Projections can start out as one thing and end up as something else
Claudia Pestana
The following text exists between two moments: the making of an exhibition at the Artsonje Center in Seoul titled City Within the City where I had the chance to meet Andrew McQualter and observe him working on his wall drawing, and the present exhibition where he will continue to build on this process. It begins with my insights into the former exhibition's development and attempts to initiate an open-ended conversation on this work that bridges what was witnessed as the background behind a previous realisation of the work with what may be constructed from how it has emerged in the current show.
The City Within the City exhibition began as a conversation on cities in relation to urbanism and landscape. Addressing these topics often becomes about adopting a clearly demarcated position, be it through discussions regarding urban development, the meaning of progress, or concerns on how heritage is defined and preserved. However, attempts at determining specific problems and offering solutions to them sometimes remain solely at the level of discourse and often neglect a city's multitude of inhabitants with their diverse lived experiences. These inhabitants constitute a fabric of complexity upon which cities and the issues that characterise them are woven; yet this fabric is not easily made visible. Attempting to make this type of fabric visible by responding to agglomerations of the different works informed the development of City Within the City as a process that resulted in unravelling concepts rather than formulating consensual statements.

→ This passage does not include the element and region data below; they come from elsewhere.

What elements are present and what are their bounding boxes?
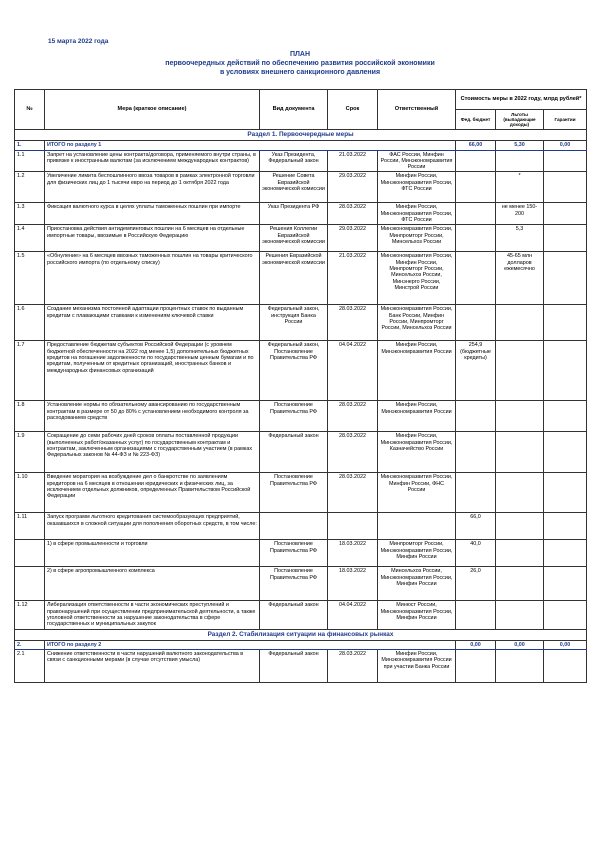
row-term: 28.03.2022 bbox=[328, 650, 378, 683]
row-doc: Постановление Правительства РФ bbox=[260, 540, 328, 567]
row-measure: Установление нормы по обязательному авансированию по государственным контрактам в размере от 50 до 80% с установлением необходимого контроля за расходованием средств bbox=[45, 401, 260, 432]
table-row bbox=[15, 650, 587, 683]
row-guarantees bbox=[544, 305, 587, 341]
row-doc: Постановление Правительства РФ bbox=[260, 401, 328, 432]
title-line-1: ПЛАН bbox=[289, 51, 311, 58]
row-measure: Запрет на установление цены контракта/договора, применяемого внутри страны, в привязке к иностранным валютам (за исключением международных контрактов) bbox=[45, 150, 260, 172]
row-guarantees bbox=[544, 172, 587, 203]
row-guarantees bbox=[544, 203, 587, 225]
row-guarantees bbox=[544, 540, 587, 567]
row-measure: Фиксация валютного курса в целях уплаты таможенных пошлин при импорте bbox=[45, 203, 260, 225]
row-num: 2.1 bbox=[15, 650, 45, 683]
row-benefits bbox=[496, 513, 544, 540]
row-num: 1.10 bbox=[15, 473, 45, 513]
table-row bbox=[15, 401, 587, 432]
row-benefits: 45-65 млн долларов ежемесячно bbox=[496, 252, 544, 305]
total-num: 2. bbox=[15, 640, 45, 649]
row-measure: Запуск программ льготного кредитования системообразующих предприятий, оказавшихся в сложной ситуации для пополнения оборотных средств, в том числе: bbox=[45, 513, 260, 540]
row-num: 1.9 bbox=[15, 432, 45, 473]
row-guarantees bbox=[544, 432, 587, 473]
row-term: 28.03.2022 bbox=[328, 473, 378, 513]
total-guarantees: 0,00 bbox=[544, 640, 587, 649]
row-doc bbox=[260, 513, 328, 540]
table-header bbox=[15, 90, 587, 130]
row-benefits bbox=[496, 540, 544, 567]
row-measure: Сокращение до семи рабочих дней сроков оплаты поставленной продукции (выполненных работ/оказанных услуг) по государственным контрактам и контрактам, заключенным организациями с государственным участием (в рамках Федеральных законов № 44-ФЗ и № 223-ФЗ) bbox=[45, 432, 260, 473]
row-doc: Федеральный закон bbox=[260, 432, 328, 473]
row-term: 29.03.2022 bbox=[328, 172, 378, 203]
row-measure: 2) в сфере агропромышленного комплекса bbox=[45, 567, 260, 601]
col-num-header: № bbox=[15, 90, 45, 130]
row-num: 1.6 bbox=[15, 305, 45, 341]
row-benefits bbox=[496, 473, 544, 513]
row-budget bbox=[456, 401, 496, 432]
row-budget: 254,9 (бюджетные кредиты) bbox=[456, 341, 496, 401]
table-row bbox=[15, 305, 587, 341]
document-title bbox=[0, 50, 600, 77]
row-guarantees bbox=[544, 341, 587, 401]
row-resp: Минфин России, Минэкономразвития России при участии Банка России bbox=[378, 650, 456, 683]
row-guarantees bbox=[544, 252, 587, 305]
row-measure: Приостановка действия антидемпинговых пошлин на 6 месяцев на отдельные импортные товары, ввозимые в Российскую Федерацию bbox=[45, 225, 260, 252]
row-resp: Минпромторг России, Минэкономразвития России, Минфин России bbox=[378, 540, 456, 567]
row-measure: «Обнуление» на 6 месяцев ввозных таможенных пошлин на товары критического российского импорта (по отдельному списку) bbox=[45, 252, 260, 305]
table-row bbox=[15, 341, 587, 401]
row-guarantees bbox=[544, 567, 587, 601]
table-row bbox=[15, 432, 587, 473]
row-budget bbox=[456, 252, 496, 305]
section-total-row bbox=[15, 141, 587, 150]
row-doc: Федеральный закон, Постановление Правительства РФ bbox=[260, 341, 328, 401]
row-measure: Снижение ответственности в части нарушений валютного законодательства в связи с санкционными мерами (в случае отсутствия умысла) bbox=[45, 650, 260, 683]
row-resp: Минэкономразвития России, Минфин России, ФНС России bbox=[378, 473, 456, 513]
row-term bbox=[328, 513, 378, 540]
row-benefits bbox=[496, 150, 544, 172]
row-doc: Постановление Правительства РФ bbox=[260, 567, 328, 601]
row-term: 28.03.2022 bbox=[328, 432, 378, 473]
row-num: 1.3 bbox=[15, 203, 45, 225]
row-budget bbox=[456, 473, 496, 513]
section-title-row bbox=[15, 130, 587, 141]
row-budget bbox=[456, 432, 496, 473]
row-num: 1.1 bbox=[15, 150, 45, 172]
row-benefits bbox=[496, 432, 544, 473]
row-term: 18.03.2022 bbox=[328, 567, 378, 601]
row-term: 04.04.2022 bbox=[328, 341, 378, 401]
col-doc-header: Вид документа bbox=[260, 90, 328, 130]
row-term: 29.03.2022 bbox=[328, 225, 378, 252]
table-row bbox=[15, 225, 587, 252]
row-resp: ФАС России, Минфин России, Минэкономразвития России bbox=[378, 150, 456, 172]
row-num bbox=[15, 567, 45, 601]
row-resp: Минэкономразвития России, Минпромторг России, Минсельхоз России bbox=[378, 225, 456, 252]
row-resp: Минфин России, Минэкономразвития России, Казначейство России bbox=[378, 432, 456, 473]
row-measure: Введение моратория на возбуждение дел о банкротстве по заявлениям кредиторов на 6 месяцев в отношении юридических и физических лиц, за исключением отдельных должников, определенных Правительством Российской Федерации bbox=[45, 473, 260, 513]
row-num: 1.4 bbox=[15, 225, 45, 252]
row-num: 1.8 bbox=[15, 401, 45, 432]
row-num: 1.11 bbox=[15, 513, 45, 540]
col-resp-header: Ответственный bbox=[378, 90, 456, 130]
col-cost-header: Стоимость меры в 2022 году, млрд рублей* bbox=[456, 90, 587, 110]
row-guarantees bbox=[544, 473, 587, 513]
row-doc: Федеральный закон bbox=[260, 601, 328, 629]
row-resp: Минфин России, Минэкономразвития России bbox=[378, 341, 456, 401]
row-num bbox=[15, 540, 45, 567]
row-measure: 1) в сфере промышленности и торговли bbox=[45, 540, 260, 567]
row-budget: 26,0 bbox=[456, 567, 496, 601]
row-budget bbox=[456, 150, 496, 172]
row-benefits bbox=[496, 601, 544, 629]
row-benefits: не менее 150-200 bbox=[496, 203, 544, 225]
row-doc: Указ Президента, Федеральный закон bbox=[260, 150, 328, 172]
row-term: 21.03.2022 bbox=[328, 150, 378, 172]
row-resp: Минфин России, Минэкономразвития России, ФТС России bbox=[378, 172, 456, 203]
row-doc: Постановление Правительства РФ bbox=[260, 473, 328, 513]
row-num: 1.12 bbox=[15, 601, 45, 629]
col-measure-header: Мера (краткое описание) bbox=[45, 90, 260, 130]
row-term: 28.03.2022 bbox=[328, 305, 378, 341]
col-term-header: Срок bbox=[328, 90, 378, 130]
row-term: 04.04.2022 bbox=[328, 601, 378, 629]
row-term: 21.03.2022 bbox=[328, 252, 378, 305]
row-guarantees bbox=[544, 225, 587, 252]
row-benefits bbox=[496, 650, 544, 683]
title-line-2: первоочередных действий по обеспечению развития российской экономики bbox=[165, 60, 435, 67]
row-budget: 40,0 bbox=[456, 540, 496, 567]
row-budget bbox=[456, 601, 496, 629]
section-title: Раздел 1. Первоочередные меры bbox=[15, 130, 587, 141]
table-row bbox=[15, 567, 587, 601]
row-resp: Минэкономразвития России, Банк России, Минфин России, Минпромторг России, Минсельхоз России bbox=[378, 305, 456, 341]
table-row bbox=[15, 252, 587, 305]
total-label: ИТОГО по разделу 2 bbox=[45, 640, 456, 649]
col-guarantees-header: Гарантии bbox=[544, 110, 587, 130]
row-num: 1.7 bbox=[15, 341, 45, 401]
row-measure: Либерализация ответственности в части экономических преступлений и правонарушений при осуществлении предпринимательской деятельности, а также уголовной ответственности за нарушение законодательства в сфере государственных и муниципальных закупок bbox=[45, 601, 260, 629]
row-doc: Указ Президента РФ bbox=[260, 203, 328, 225]
row-term: 28.03.2022 bbox=[328, 203, 378, 225]
row-resp: Минсельхоз России, Минэкономразвития России, Минфин России bbox=[378, 567, 456, 601]
row-budget bbox=[456, 203, 496, 225]
section-total-row bbox=[15, 640, 587, 649]
row-resp: Минэкономразвития России, Минфин России, Минпромторг России, Минсельхоз России, Минэнерго России, Минстрой России bbox=[378, 252, 456, 305]
row-doc: Федеральный закон, инструкция Банка России bbox=[260, 305, 328, 341]
table-body bbox=[15, 130, 587, 683]
row-term: 18.03.2022 bbox=[328, 540, 378, 567]
row-budget bbox=[456, 650, 496, 683]
measures-table bbox=[14, 89, 587, 683]
row-benefits bbox=[496, 305, 544, 341]
total-benefits: 0,00 bbox=[496, 640, 544, 649]
row-resp: Минфин России, Минэкономразвития России, ФТС России bbox=[378, 203, 456, 225]
col-benefits-header: Льготы (выпадающие доходы) bbox=[496, 110, 544, 130]
total-guarantees: 0,00 bbox=[544, 141, 587, 150]
row-benefits: * bbox=[496, 172, 544, 203]
row-doc: Федеральный закон bbox=[260, 650, 328, 683]
row-guarantees bbox=[544, 650, 587, 683]
row-guarantees bbox=[544, 401, 587, 432]
table-row bbox=[15, 473, 587, 513]
total-budget: 0,00 bbox=[456, 640, 496, 649]
row-term: 28.03.2022 bbox=[328, 401, 378, 432]
table-row bbox=[15, 172, 587, 203]
row-budget bbox=[456, 225, 496, 252]
total-label: ИТОГО по разделу 1 bbox=[45, 141, 456, 150]
row-benefits bbox=[496, 401, 544, 432]
row-benefits: 5,3 bbox=[496, 225, 544, 252]
row-budget bbox=[456, 305, 496, 341]
row-guarantees bbox=[544, 513, 587, 540]
row-doc: Решения Коллегии Евразийской экономической комиссии bbox=[260, 225, 328, 252]
row-measure: Предоставление бюджетам субъектов Российской Федерации (с уровнем бюджетной обеспеченности на 2022 год менее 1,5) дополнительных бюджетных кредитов на погашение задолженности по государственным ценным бумагам и по кредитам, полученным от кредитных организаций, иностранных банков и международных финансовых организаций bbox=[45, 341, 260, 401]
row-guarantees bbox=[544, 601, 587, 629]
total-num: 1. bbox=[15, 141, 45, 150]
total-budget: 66,00 bbox=[456, 141, 496, 150]
table-row bbox=[15, 513, 587, 540]
row-num: 1.5 bbox=[15, 252, 45, 305]
row-budget bbox=[456, 172, 496, 203]
title-line-3: в условиях внешнего санкционного давления bbox=[219, 69, 381, 76]
document-date: 15 марта 2022 года bbox=[48, 38, 109, 45]
table-row bbox=[15, 540, 587, 567]
table-row bbox=[15, 203, 587, 225]
row-measure: Создание механизма постоянной адаптации процентных ставок по выданным кредитам с плавающими ставками к изменениям ключевой ставки bbox=[45, 305, 260, 341]
col-budget-header: Фед. бюджет bbox=[456, 110, 496, 130]
section-title-row bbox=[15, 629, 587, 640]
row-benefits bbox=[496, 567, 544, 601]
row-resp: Минюст России, Минэкономразвития России, Минфин России bbox=[378, 601, 456, 629]
table-row bbox=[15, 601, 587, 629]
row-benefits bbox=[496, 341, 544, 401]
row-num: 1.2 bbox=[15, 172, 45, 203]
row-guarantees bbox=[544, 150, 587, 172]
row-resp bbox=[378, 513, 456, 540]
row-doc: Решение Совета Евразийской экономической комиссии bbox=[260, 172, 328, 203]
total-benefits: 5,30 bbox=[496, 141, 544, 150]
row-budget: 66,0 bbox=[456, 513, 496, 540]
table-row bbox=[15, 150, 587, 172]
row-measure: Увеличение лимита беспошлинного ввоза товаров в рамках электронной торговли для физических лиц до 1 тысячи евро на период до 1 октября 2022 года bbox=[45, 172, 260, 203]
row-doc: Решения Евразийской экономической комиссии bbox=[260, 252, 328, 305]
section-title: Раздел 2. Стабилизация ситуации на финансовых рынках bbox=[15, 629, 587, 640]
row-resp: Минфин России, Минэкономразвития России bbox=[378, 401, 456, 432]
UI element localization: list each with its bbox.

Within this framework, contact with Andrew McQualter's work initially occurred through descriptions and references to other works, a list of readings that ranged from philosophy to literary fiction, and finally by meeting him and inhabiting the exhibition space at the same time he was creating the wall drawing. Aware that the process would involve projecting images of figures and arranging them within the given space of the wall, it was surprising to notice that most of the figures where working together to realize some unknown idea in the abstract space of the drawing. Intriguingly, rather than vignettes of the structures that regulate how cities function or the people that inhabit them, most of McQualter's figures were engaged in activities potentially related to exhibition-making, like measuring out distances or setting up objects. Discretely observing the progression of the wall drawing, it was uncanny to witness how it simultaneously reflected the progress of the City within the City exhibition. Over time, different elements were projected onto the wall and as they were clustered together they redefined territories that in turn caused previous elements to be re-defined and re-arranged. All this occurred alongside the transformations in the space brought on by the other works being installed. Eventually the outcome could no longer be reduced to one description of how it had been developed. Yes, specific figures could be identified and associated to a particular place or moment, but they mainly operated as abstract references to a moment of engagement between two people, or a person and a specific action and it's consequences.

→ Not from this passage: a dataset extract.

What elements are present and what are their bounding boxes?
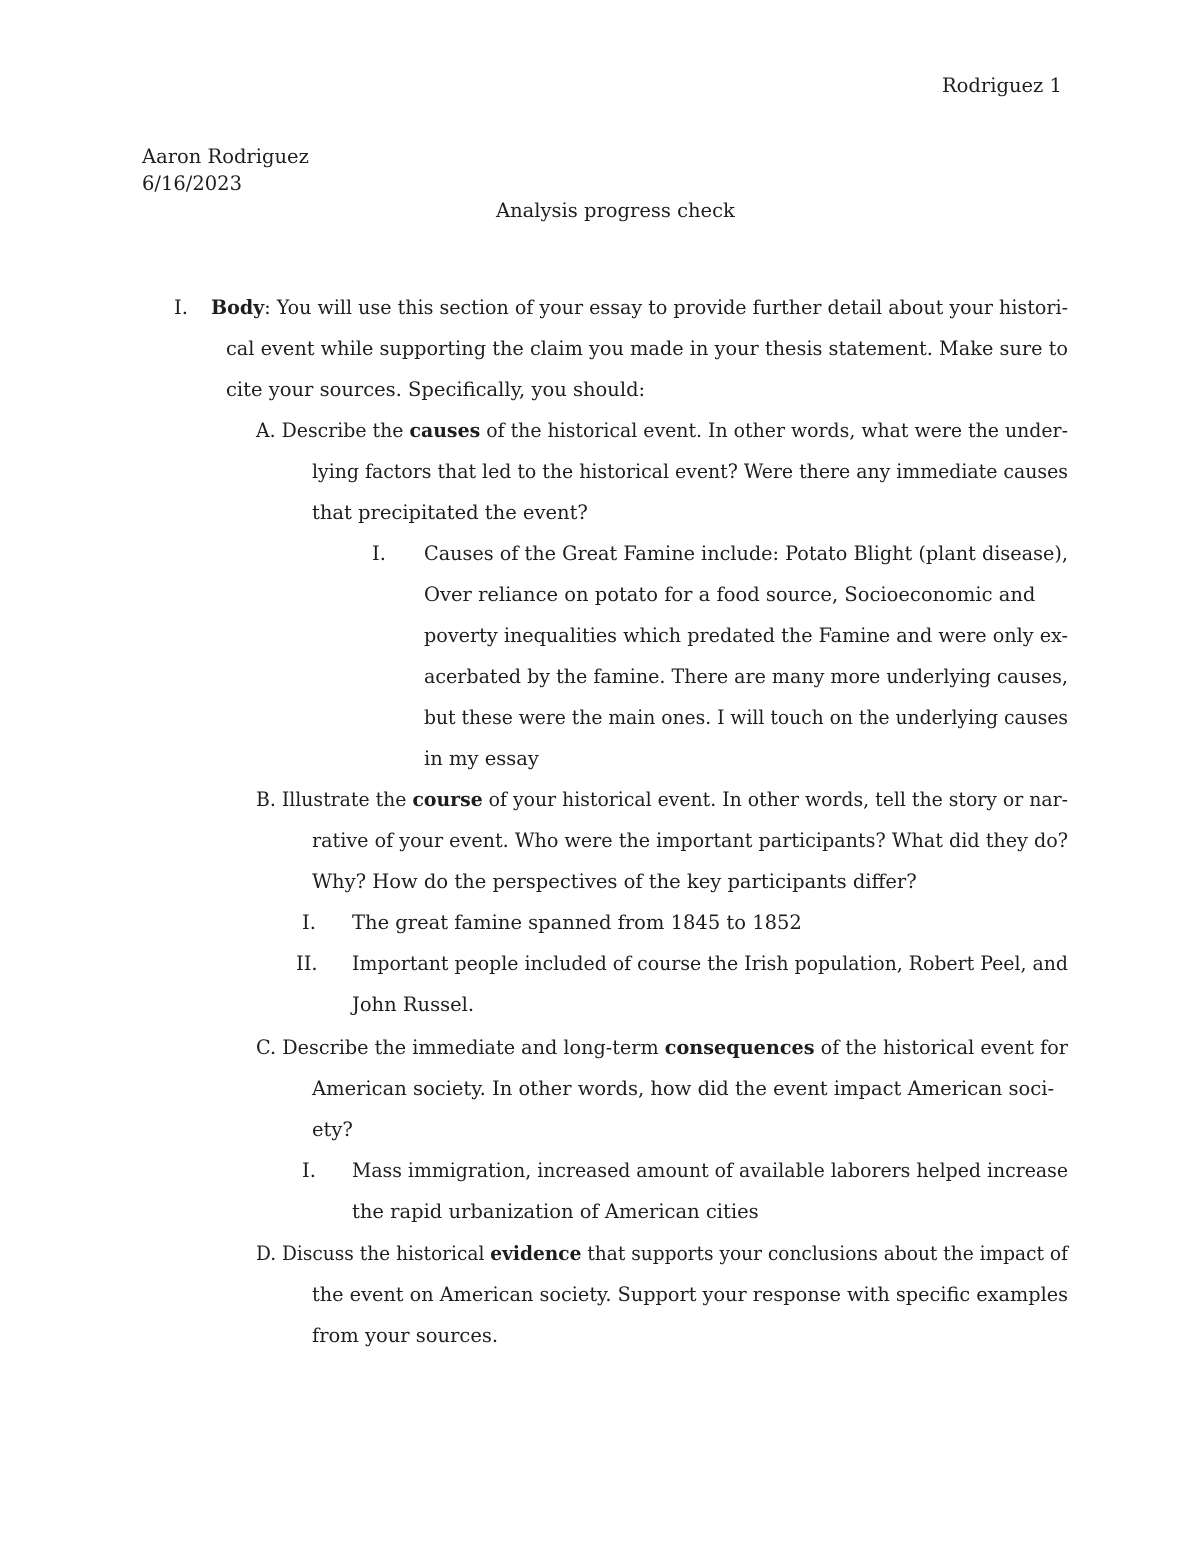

Realizing how A partial index, like a city or exhibition, is not the mere execution of a preconceived notion 'projected on to a blank wall' reveals the complexity and vulnerability inherent to McQualter's process. McQualter has described this process as one where he "'tells' of a work that, in a Platonic sense, exists elsewhere in an ideal form" and as he does this, he is also remaking this 'ideal text' in both his mind and the mind of the person engaging with his 'account' of it. When I consider this idea of re-telling something between two people I think of an image of another work: titled A form made by... it is described as 'a form made by constructing a coiled pot in the space between Geoff and me.' In the same way that this object made of coiled lines of clay gives visible form to the space existent between two people, the landscape that makes up A partial index also makes the fabric upon which ideas are negotiated and reconfigured visible.
- Claudia Pestana, 2012
A curator currently based in Sharjah, UAE, Claudia Pestana previously worked in Seoul, Republic of Korea first at the Nam June Paik Art Center from 2008 to 2010 and later at SAMUSO: Space for Contemporary Art from 2010 to 2011. Supported by a Calouste Gulbenkian Foundation Grant, Pestana received a Curating Contemporary Art MA from the Royal College of Art, London (2007).